What do you imagine your calling to peace might be? I was a little hard on John the Baptist earlier, with all that brood of vipers stuff. Truth is, when his listeners began pushing back, he gave them some good ideas about how to create peace: “Whoever has two coats must share with anyone who has none; and whoever has food must do likewise.” Luke tells us that “even tax collectors came to be baptized, and they asked him, ‘Teacher, what should we do? He said to them, ‘Collect no more than the amount prescribed for you.’ Soldiers also asked him, ‘And we, what should we do?’ He said to them, ‘Do not extort money from anyone by threats or false accusation, and be satisfied with your wages.’”
It’s interesting that these last two suggestions are made to people in specific professions, tax collectors and soldiers. John tailors his responses to those people based on where they are in life….because that’s where the way of peace begins, isn’t it? Not necessarily on some grand pilgrimage around the country, but in the small actions of our everyday lives.
It’s good to hear about people like John the Baptist and Peace Pilgrim, people who were able to commit every aspect of their lives to the way of peace. But what about us? How will we commit ourselves to the important work of peacemaking? How will we—in the context of the lives we already are living—create peace in the world? How will we contribute to the world and its people becoming a little more whole?

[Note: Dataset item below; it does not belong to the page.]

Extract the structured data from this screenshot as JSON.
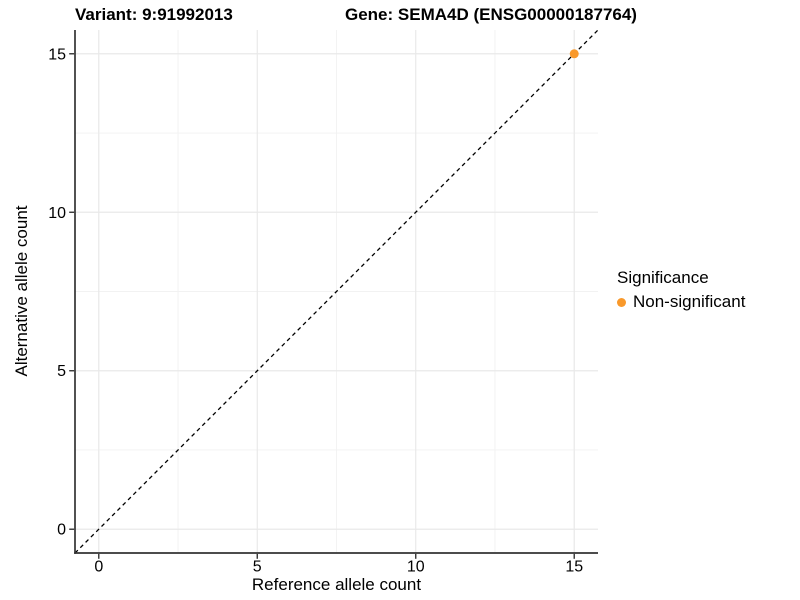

In a recent Monday’s Musings, I confessed that all those times I’d been asking you all if you didn’t feel overwhelmed by all the broken places in the world, I was actually talking about myself. Oh, yes. I see all the mending the world needs and it mostly makes me want to crawl into bed and pull the covers over my head. It’s true that a big part of my personal calling in the work of peacemaking is the work I do here at church—preaching about peace, working with the Faith Formation team to provide classes on peace (Rollin’s class), working with the worship team on peace, being in conversation with Earth, Racial Justice, and Benevolence teams on the important work of acting the world into wellbeing.
But when it comes to engaging in peacemaking outside the church? That can get overwhelming. How does one decide? There is so much work to do, all of it important, crucial work…but there are only so many hours in the day. How do you decide?
Then I signed up to preach once a month at the prison. Bingo! I’m a preacher; they need preachers. There’s a lot of brokenness in the world that I’m never going to be able to mend. But the second Sunday of the month from 6:30 -7:30 p.m.?….yeah. I can mend that tiny bit.
What tiny bit might you mend? What skills or passion from your day job—or your pre-retirement job—might you employ in mending one tiny piece of the world? And what might happen if each and every one of us tends to mending one or two tiny bits? If each of us diligently works to create shalom in our small corner of the world, might shalom then become more real for the rest of world? What say we give it a try?
In the name of our God, who creates us, redeems us, sustains us, and hopes for our wholeness. Amen.